Bei der Neuigkeit sackte ihm das Herz zu den Knien. Bisher war alles so gut gelaufen. Aber Michael hatte schon vor langer Zeit gelernt, dass es im Leben nur selten fair zuging.

»Wir haben versucht, Kontakt mit ihnen aufzunehmen«, fuhr Katrina fort, »aber ihr Funkgerät ist entweder beschädigt oder ausgeschaltet. Im Augenblick haben wir keine Möglichkeit, in Erfahrung zu bringen, was genau passiert ist.«

Sie legte ihm eine Hand auf die Schulter. »Ich wollte, dass du Bescheid weißt. Ich habe X früher auch geliebt.« Ihr Blick senkte sich aufs Deck. »Und ein Teil von mir wird ihn immer lieben.«

Michael blinzelte eine Träne weg. Er straffte die Schultern und bemühte sich, stark zu bleiben, denn genau das würde X von ihm wollen.

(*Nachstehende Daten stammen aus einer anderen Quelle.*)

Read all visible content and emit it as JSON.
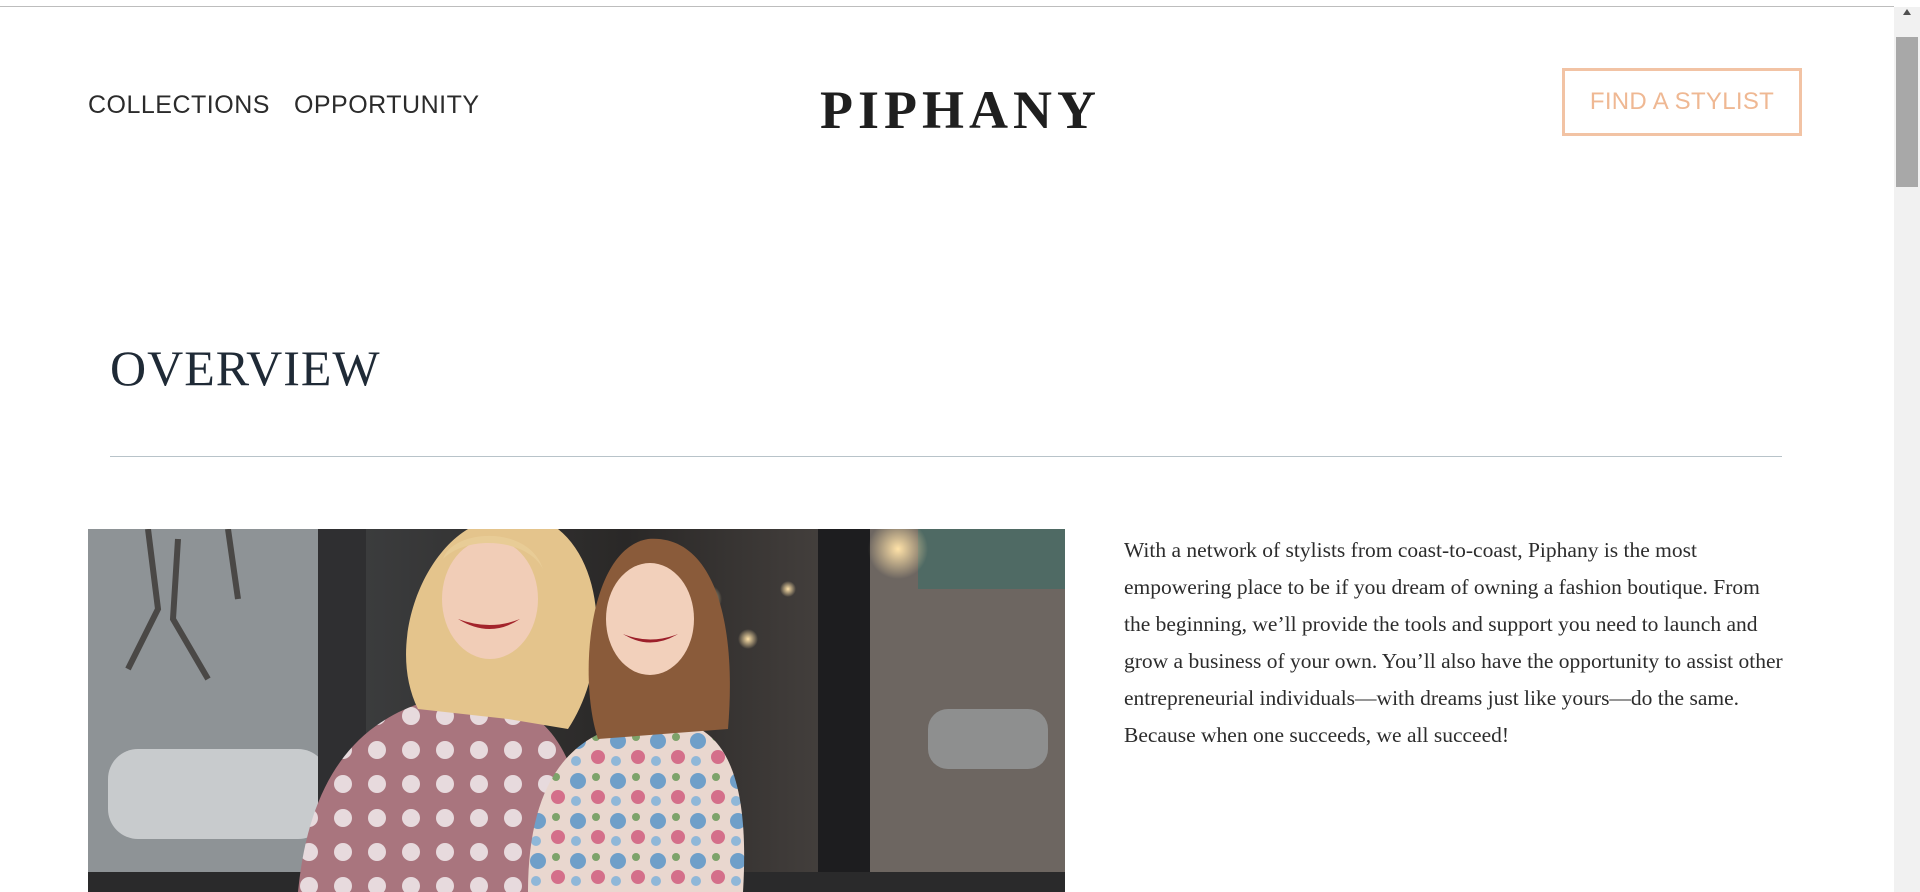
{
  "header": {
    "nav": [
      {
        "label": "COLLECTIONS"
      },
      {
        "label": "OPPORTUNITY"
      }
    ],
    "logo": "PIPHANY",
    "cta_label": "FIND A STYLIST"
  },
  "overview": {
    "title": "OVERVIEW",
    "paragraph": "With a network of stylists from coast-to-coast, Piphany is the most empowering place to be if you dream of owning a fashion boutique. From the beginning, we’ll provide the tools and support you need to launch and grow a business of your own. You’ll also have the opportunity to assist other entrepreneurial individuals—with dreams just like yours—do the same. Because when one succeeds, we all succeed!"
  },
  "colors": {
    "accent": "#efb893",
    "text_dark": "#1f2a36",
    "divider": "#b8c3c9"
  }
}
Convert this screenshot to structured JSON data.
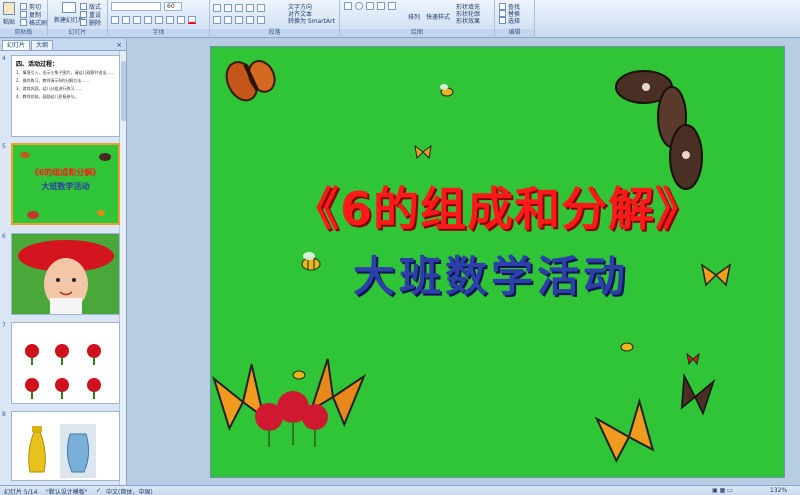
{
  "ribbon": {
    "groups": [
      {
        "label": "剪贴板",
        "buttons": [
          "粘贴",
          "剪切",
          "复制",
          "格式刷"
        ]
      },
      {
        "label": "幻灯片",
        "buttons": [
          "新建幻灯片",
          "版式",
          "重设",
          "删除"
        ]
      },
      {
        "label": "字体",
        "font_size": "60"
      },
      {
        "label": "段落",
        "buttons": [
          "文字方向",
          "对齐文本",
          "转换为 SmartArt"
        ]
      },
      {
        "label": "绘图",
        "buttons": [
          "排列",
          "快速样式",
          "形状填充",
          "形状轮廓",
          "形状效果"
        ]
      },
      {
        "label": "编辑",
        "buttons": [
          "查找",
          "替换",
          "选择"
        ]
      }
    ]
  },
  "panel": {
    "tabs": [
      "幻灯片",
      "大纲"
    ],
    "close": "×",
    "slides": [
      {
        "num": "4",
        "heading": "四、活动过程：",
        "lines": [
          "1、情境引入，出示小兔子图片，请幼儿观察并说出……",
          "2、操作练习，教师演示6的分解方法……",
          "3、游戏巩固，幼儿分组进行练习……",
          "4、教师总结，鼓励幼儿积极参与。"
        ]
      },
      {
        "num": "5",
        "title": "《6的组成和分解》",
        "subtitle": "大班数学活动"
      },
      {
        "num": "6"
      },
      {
        "num": "7"
      },
      {
        "num": "8"
      }
    ]
  },
  "slide": {
    "title": "《6的组成和分解》",
    "subtitle": "大班数学活动",
    "background": "#2fc536",
    "title_color": "#ff1a1a",
    "subtitle_color": "#2d3fa8"
  },
  "status": {
    "slide_info": "幻灯片 5/14",
    "theme": "\"默认设计模板\"",
    "language": "中文(简体，中国)",
    "zoom": "132%"
  }
}
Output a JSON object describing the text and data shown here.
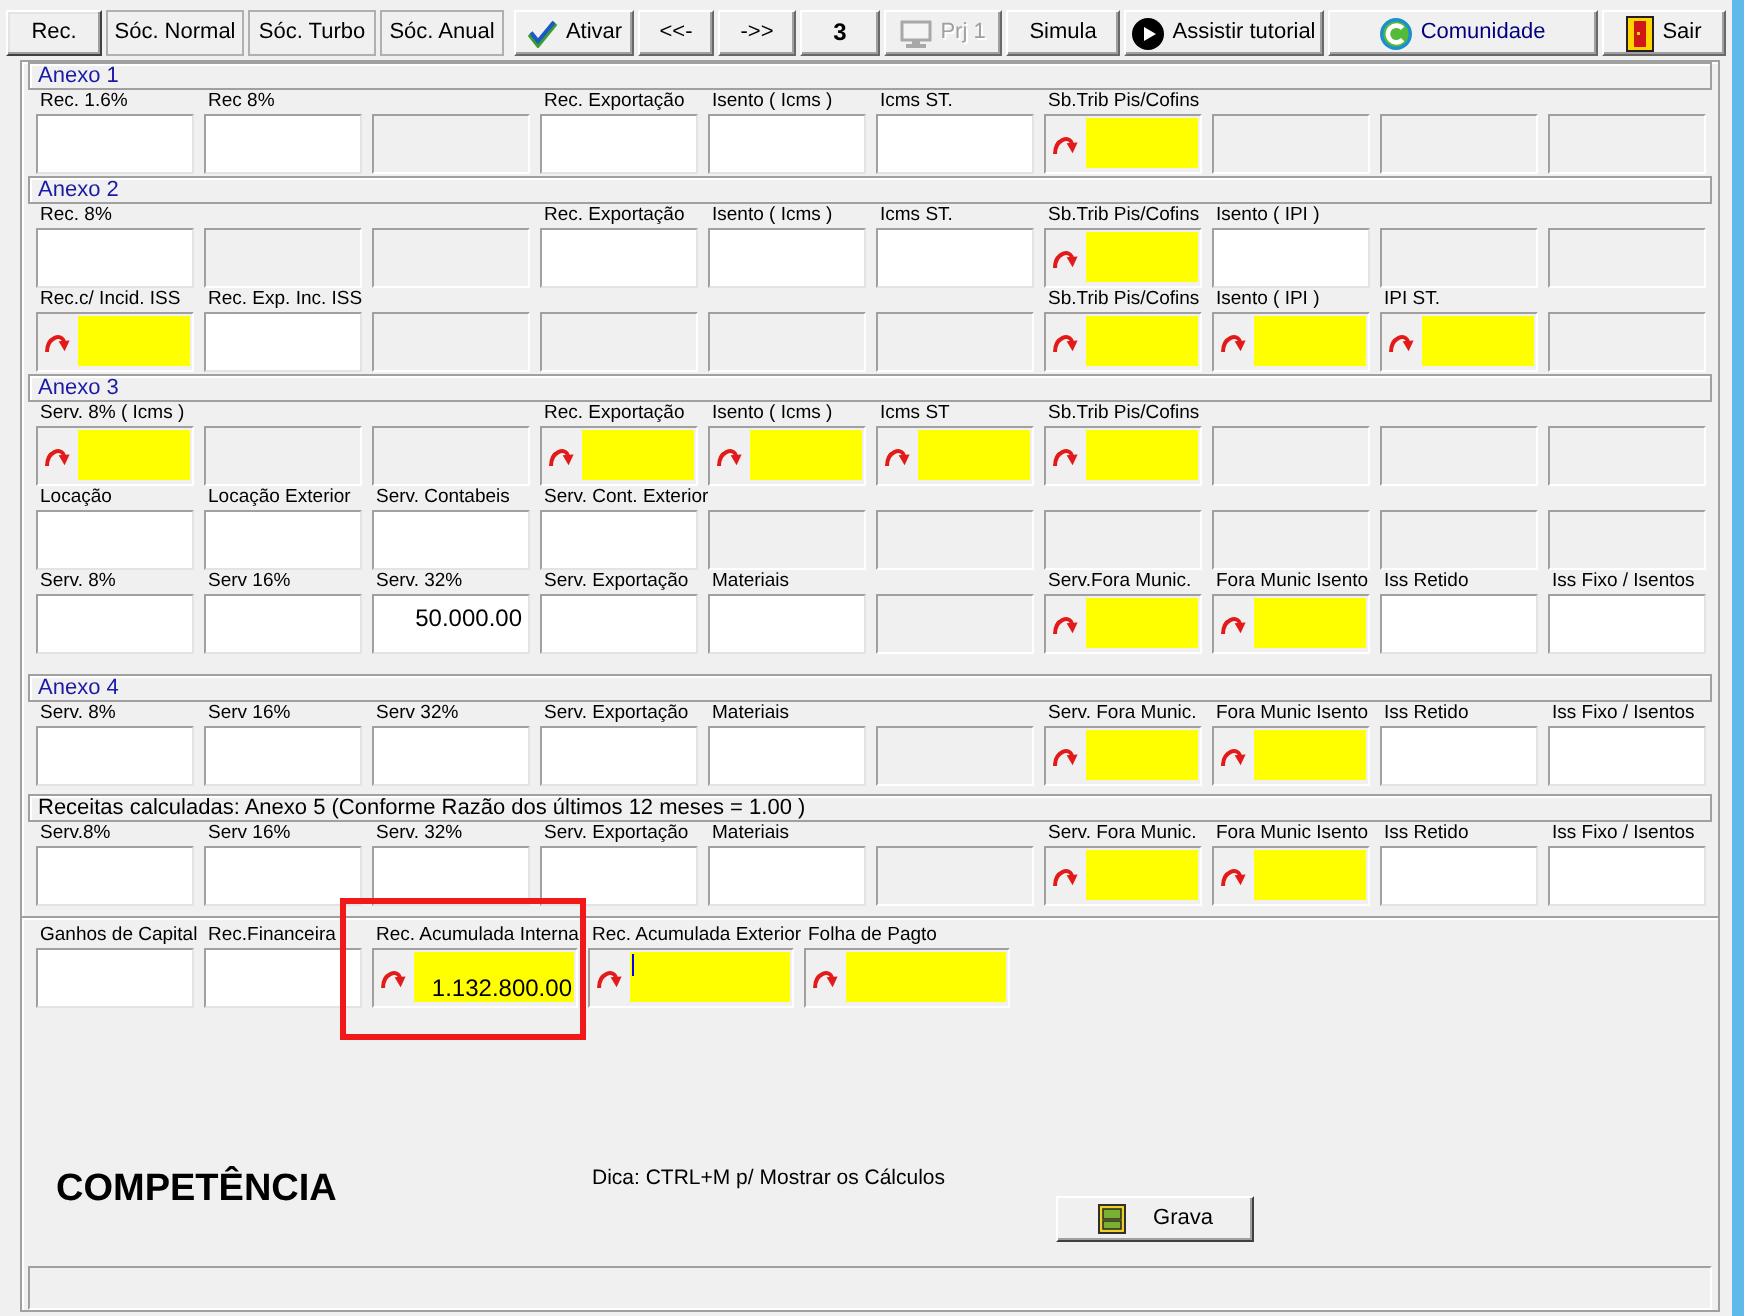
{
  "tabs": [
    {
      "label": "Rec.",
      "selected": true
    },
    {
      "label": "Sóc. Normal",
      "selected": false
    },
    {
      "label": "Sóc. Turbo",
      "selected": false
    },
    {
      "label": "Sóc. Anual",
      "selected": false
    }
  ],
  "toolbar": [
    {
      "kind": "activate",
      "label": "Ativar",
      "disabled": false
    },
    {
      "kind": "plain",
      "label": "<<-",
      "disabled": false
    },
    {
      "kind": "plain",
      "label": "->>",
      "disabled": false
    },
    {
      "kind": "counter",
      "label": "3",
      "disabled": false
    },
    {
      "kind": "project",
      "label": "Prj 1",
      "disabled": true
    },
    {
      "kind": "plain",
      "label": "Simula",
      "disabled": false
    },
    {
      "kind": "tutorial",
      "label": "Assistir tutorial",
      "disabled": false
    },
    {
      "kind": "community",
      "label": "Comunidade",
      "disabled": false
    },
    {
      "kind": "exit",
      "label": "Sair",
      "disabled": false
    }
  ],
  "sections": [
    {
      "kind": "annex",
      "title": "Anexo 1",
      "rows": [
        [
          {
            "kind": "input",
            "label": "Rec. 1.6%"
          },
          {
            "kind": "input",
            "label": "Rec 8%"
          },
          {
            "kind": "off"
          },
          {
            "kind": "input",
            "label": "Rec. Exportação"
          },
          {
            "kind": "input",
            "label": "Isento ( Icms )"
          },
          {
            "kind": "input",
            "label": "Icms ST."
          },
          {
            "kind": "calc",
            "label": "Sb.Trib Pis/Cofins"
          },
          {
            "kind": "off"
          },
          {
            "kind": "off"
          },
          {
            "kind": "off"
          }
        ]
      ]
    },
    {
      "kind": "annex",
      "title": "Anexo 2",
      "rows": [
        [
          {
            "kind": "input",
            "label": "Rec. 8%"
          },
          {
            "kind": "off"
          },
          {
            "kind": "off"
          },
          {
            "kind": "input",
            "label": "Rec. Exportação"
          },
          {
            "kind": "input",
            "label": "Isento ( Icms )"
          },
          {
            "kind": "input",
            "label": "Icms ST."
          },
          {
            "kind": "calc",
            "label": "Sb.Trib Pis/Cofins"
          },
          {
            "kind": "input",
            "label": "Isento ( IPI )"
          },
          {
            "kind": "off"
          },
          {
            "kind": "off"
          }
        ],
        [
          {
            "kind": "calc",
            "label": "Rec.c/ Incid. ISS"
          },
          {
            "kind": "input",
            "label": "Rec. Exp. Inc. ISS"
          },
          {
            "kind": "off"
          },
          {
            "kind": "off"
          },
          {
            "kind": "off"
          },
          {
            "kind": "off"
          },
          {
            "kind": "calc",
            "label": "Sb.Trib Pis/Cofins"
          },
          {
            "kind": "calc",
            "label": "Isento ( IPI )"
          },
          {
            "kind": "calc",
            "label": "IPI ST."
          },
          {
            "kind": "off"
          }
        ]
      ]
    },
    {
      "kind": "annex",
      "title": "Anexo 3",
      "rows": [
        [
          {
            "kind": "calc",
            "label": "Serv. 8% ( Icms )"
          },
          {
            "kind": "off"
          },
          {
            "kind": "off"
          },
          {
            "kind": "calc",
            "label": "Rec. Exportação"
          },
          {
            "kind": "calc",
            "label": "Isento ( Icms )"
          },
          {
            "kind": "calc",
            "label": "Icms ST"
          },
          {
            "kind": "calc",
            "label": "Sb.Trib Pis/Cofins"
          },
          {
            "kind": "off"
          },
          {
            "kind": "off"
          },
          {
            "kind": "off"
          }
        ],
        [
          {
            "kind": "input",
            "label": "Locação"
          },
          {
            "kind": "input",
            "label": "Locação Exterior"
          },
          {
            "kind": "input",
            "label": "Serv. Contabeis"
          },
          {
            "kind": "input",
            "label": "Serv. Cont. Exterior"
          },
          {
            "kind": "off"
          },
          {
            "kind": "off"
          },
          {
            "kind": "off"
          },
          {
            "kind": "off"
          },
          {
            "kind": "off"
          },
          {
            "kind": "off"
          }
        ],
        [
          {
            "kind": "input",
            "label": "Serv. 8%"
          },
          {
            "kind": "input",
            "label": "Serv 16%"
          },
          {
            "kind": "input",
            "label": "Serv. 32%",
            "value": "50.000.00"
          },
          {
            "kind": "input",
            "label": "Serv. Exportação"
          },
          {
            "kind": "input",
            "label": "Materiais"
          },
          {
            "kind": "off"
          },
          {
            "kind": "calc",
            "label": "Serv.Fora Munic."
          },
          {
            "kind": "calc",
            "label": "Fora Munic Isento"
          },
          {
            "kind": "input",
            "label": "Iss Retido"
          },
          {
            "kind": "input",
            "label": "Iss Fixo / Isentos"
          }
        ]
      ]
    },
    {
      "kind": "annex",
      "title": "Anexo 4",
      "rows": [
        [
          {
            "kind": "input",
            "label": "Serv. 8%"
          },
          {
            "kind": "input",
            "label": "Serv 16%"
          },
          {
            "kind": "input",
            "label": "Serv 32%"
          },
          {
            "kind": "input",
            "label": "Serv. Exportação"
          },
          {
            "kind": "input",
            "label": "Materiais"
          },
          {
            "kind": "off"
          },
          {
            "kind": "calc",
            "label": "Serv. Fora Munic."
          },
          {
            "kind": "calc",
            "label": "Fora Munic Isento"
          },
          {
            "kind": "input",
            "label": "Iss Retido"
          },
          {
            "kind": "input",
            "label": "Iss Fixo / Isentos"
          }
        ]
      ]
    },
    {
      "kind": "computed",
      "title": "Receitas calculadas: Anexo 5 (Conforme Razão dos últimos 12 meses = 1.00 )",
      "rows": [
        [
          {
            "kind": "input",
            "label": "Serv.8%"
          },
          {
            "kind": "input",
            "label": "Serv 16%"
          },
          {
            "kind": "input",
            "label": "Serv. 32%"
          },
          {
            "kind": "input",
            "label": "Serv. Exportação"
          },
          {
            "kind": "input",
            "label": "Materiais"
          },
          {
            "kind": "off"
          },
          {
            "kind": "calc",
            "label": "Serv. Fora Munic."
          },
          {
            "kind": "calc",
            "label": "Fora Munic Isento"
          },
          {
            "kind": "input",
            "label": "Iss Retido"
          },
          {
            "kind": "input",
            "label": "Iss Fixo / Isentos"
          }
        ]
      ]
    }
  ],
  "extra_row": [
    {
      "kind": "input",
      "label": "Ganhos de Capital",
      "highlighted": false,
      "focused": false
    },
    {
      "kind": "input",
      "label": "Rec.Financeira",
      "highlighted": false,
      "focused": false
    },
    {
      "kind": "calc",
      "label": "Rec. Acumulada Interna",
      "value": "1.132.800.00",
      "highlighted": true,
      "focused": false
    },
    {
      "kind": "calc",
      "label": "Rec. Acumulada Exterior",
      "highlighted": false,
      "focused": true
    },
    {
      "kind": "calc",
      "label": "Folha de Pagto",
      "highlighted": false,
      "focused": false
    }
  ],
  "footer": {
    "heading": "COMPETÊNCIA",
    "hint": "Dica: CTRL+M p/ Mostrar os Cálculos",
    "save_button": "Grava"
  }
}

»Versuch, dir nach Möglichkeit keine Sorgen zu machen«, riet Katrina. »Wenn jemand da draußen überleben kann, dann Commander Rodriguez.«

2

Eine heftige Erschütterung rüttelte Magnolia wach. Sie hustete einen Mundvoll Salzwasser aus, würgte und hustete erneut. Ein Vorhang kurz gestutzter, blauer Haare hing ihr ins Gesicht und versperrte ihr die Sicht.

Sie wischte die Strähnen weg und schaute zur blinkenden Notbeleuchtung auf, die ihren pulsierenden roten Schein durch die Kabine ausbreitete.

Im blinkenden Licht sichtete sie einen nassen, ­pelzigen Haufen – Miles. Der Hund lag eingerollt ein Stück entfernt und rührte sich nicht.

»Miles«, flüsterte sie. Magnolia streckte die Hand aus und stupste ihn. Er winselte und strampelte mit einem Bein.

Das war gut. Zumindest lebte er noch und konnte sich bewegen.

Aber wo war X?

Magnolia berührte die mächtige Beule an ihrem Hinterkopf und zuckte zusammen. Als sie die Finger davon zurückzog, klebte Blut an ihnen. Sie hatte einen heftigen Schlag abbekommen und keine Ahnung, wie lang sie weggetreten gewesen war.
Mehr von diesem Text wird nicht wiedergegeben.